An experimental drug yielded a 'positive effect in diminishing the time to recovery'
The results of a global study on patients stricken with COVID-19 are offering new hope for a possible treatment against the disease that has killed more than 200,000 and stymied the world economy.
A trial of the drug remdesivir involving over 1,000 severe cases of the coronavirus disease showed patients on the drug recuperated 31% faster than counterparts on placebo, based on results collected by researchers working with the US National Institute of Allergy and Infectious Diseases.
The median recovery time among remdesivir-dependent patients was also down to 11 days, compared with patients on placebo who spent an average of 15 days fighting the disease.
Dr. Anthony Fauci, the top infectious disease expert in the US, said the results prove the drug can “block” the SARS-CoV-2 virus that causes COVID-19. “This will be the standard of care,” he said.
In a news conference at the White House, Dr. Fauci said remdesivir yielded a “clear-cut, significant, positive effect in diminishing the time to recovery.”
Results also suggest the drug may have an impact on survival rates. Only 8% of those who received the experimental treatment succumbed to COVID-19, compared with 11% of those who did not.
News of a possible treatment sent the business sector “roaring” in early-afternoon trading, just after Dr. Fauci expressed optimism over the preliminary results.
“This drug makes a big difference, especially if you were worried about a second wave of infections after we reopened the economy,” Jim Cramer of CNBC pointed out.
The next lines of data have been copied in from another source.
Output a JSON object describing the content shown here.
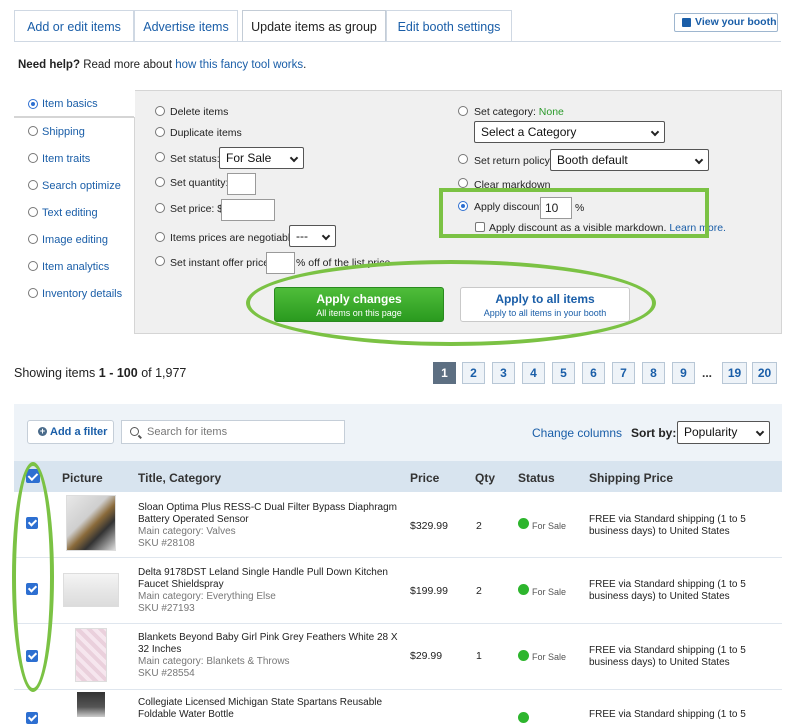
{
  "tabs": [
    {
      "label": "Add or edit items",
      "active": false
    },
    {
      "label": "Advertise items",
      "active": false
    },
    {
      "label": "Update items as group",
      "active": true
    },
    {
      "label": "Edit booth settings",
      "active": false
    }
  ],
  "view_booth": "View your booth",
  "help": {
    "prefix": "Need help?",
    "middle": "Read more about",
    "link": "how this fancy tool works",
    "suffix": "."
  },
  "left_nav": [
    "Item basics",
    "Shipping",
    "Item traits",
    "Search optimize",
    "Text editing",
    "Image editing",
    "Item analytics",
    "Inventory details"
  ],
  "options_left": {
    "delete": "Delete items",
    "duplicate": "Duplicate items",
    "set_status": "Set status:",
    "status_value": "For Sale",
    "set_quantity": "Set quantity:",
    "set_price": "Set price: $",
    "negotiable": "Items prices are negotiable:",
    "negotiable_value": "---",
    "instant_offer": "Set instant offer price:",
    "instant_offer_suffix": "% off of the list price"
  },
  "options_right": {
    "set_category": "Set category:",
    "category_current": "None",
    "category_select": "Select a Category",
    "return_policy": "Set return policy:",
    "return_value": "Booth default",
    "clear_markdown": "Clear markdown",
    "apply_discount": "Apply discount:",
    "discount_value": "10",
    "percent": "%",
    "visible_markdown": "Apply discount as a visible markdown.",
    "learn_more": "Learn more."
  },
  "apply_changes": {
    "title": "Apply changes",
    "sub": "All items on this page"
  },
  "apply_all": {
    "title": "Apply to all items",
    "sub": "Apply to all items in your booth"
  },
  "showing": {
    "prefix": "Showing items",
    "range": "1 - 100",
    "of": "of 1,977"
  },
  "pages": [
    "1",
    "2",
    "3",
    "4",
    "5",
    "6",
    "7",
    "8",
    "9",
    "19",
    "20"
  ],
  "ellipsis": "...",
  "toolbar": {
    "add_filter": "Add a filter",
    "search_placeholder": "Search for items",
    "change_columns": "Change columns",
    "sort_by": "Sort by:",
    "sort_value": "Popularity"
  },
  "columns": [
    "Picture",
    "Title, Category",
    "Price",
    "Qty",
    "Status",
    "Shipping Price"
  ],
  "rows": [
    {
      "title1": "Sloan Optima Plus RESS-C Dual Filter Bypass Diaphragm",
      "title2": "Battery Operated Sensor",
      "category": "Main category: Valves",
      "sku": "SKU #28108",
      "price": "$329.99",
      "qty": "2",
      "status": "For Sale",
      "ship1": "FREE via Standard shipping (1 to 5",
      "ship2": "business days) to United States"
    },
    {
      "title1": "Delta 9178DST Leland Single Handle Pull Down Kitchen",
      "title2": "Faucet Shieldspray",
      "category": "Main category: Everything Else",
      "sku": "SKU #27193",
      "price": "$199.99",
      "qty": "2",
      "status": "For Sale",
      "ship1": "FREE via Standard shipping (1 to 5",
      "ship2": "business days) to United States"
    },
    {
      "title1": "Blankets Beyond Baby Girl Pink Grey Feathers White 28 X",
      "title2": "32 Inches",
      "category": "Main category: Blankets & Throws",
      "sku": "SKU #28554",
      "price": "$29.99",
      "qty": "1",
      "status": "For Sale",
      "ship1": "FREE via Standard shipping (1 to 5",
      "ship2": "business days) to United States"
    },
    {
      "title1": "Collegiate Licensed Michigan State Spartans Reusable",
      "title2": "Foldable Water Bottle",
      "ship1": "FREE via Standard shipping (1 to 5"
    }
  ],
  "colors": {
    "link": "#1a5ea8",
    "green_button": "#2a9a1f",
    "highlight": "#7bc244",
    "status_green": "#2db52d"
  }
}
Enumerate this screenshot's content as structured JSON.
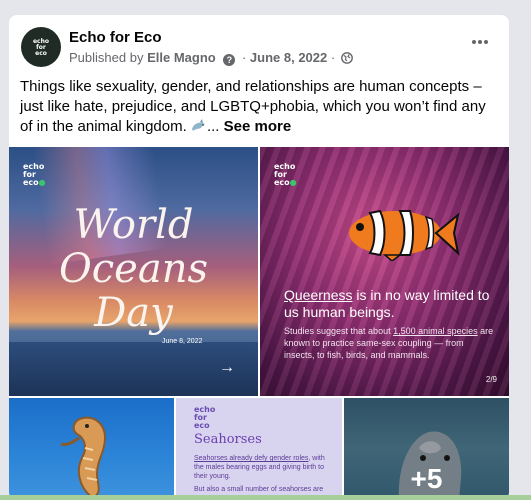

Restrictions on social and economic activity – in an effort to curb the outbreak – have led to massive job cuts in the US and the global economy receding as outputs decline. Add to that the concerns over a lack of any approved treatment or vaccine against COVID-19.
The preliminary results of the remdesivir trial, however, provide hope of a less risky reopening of businesses amid the pandemic.
More data necessary
Gilead, which makes remdesivir, clarified that more data is necessary to prove the efficacy of the drug. In early April, the company conducted its own cohort analysis of 53 severe cases who were treated with remdesivir “on an individual compassionate use basis”.
“While the outcomes observed in this compassionate use analysis are encouraging, the data are limited,” said Dr. Merdad Parsey, Gilead’s chief medical officer.
Multiple clinical trials are underway for the antiviral drug. “Our goal is to add to the growing body of evidence as quickly as possible to more fully evaluate the potential of remdesivir and, if appropriate, support broader use of this investigational drug,” Dr. Parsey said.
Experts are seeing hope in the latest turn of events. Derek Hill, professor of medical imaging at University College London, said the early results appeared promising.
“Given these extraordinary circumstances, medicine regulators may decide to provide special fast approval in the near future, provided that there are ongoing controlled studies of its safety and efficacy,” he told The Guardian.
While it doesn’t appear to be a ‘home run’ yet, remdesivir may benefit patients when used properly, according to Scott Gottlieb, a former commissioner of the US Food and Drug Administration.
“We will get better drugs but this is a beginning of our ability to start to more effectively target this virus,” Gottlieb told CNN.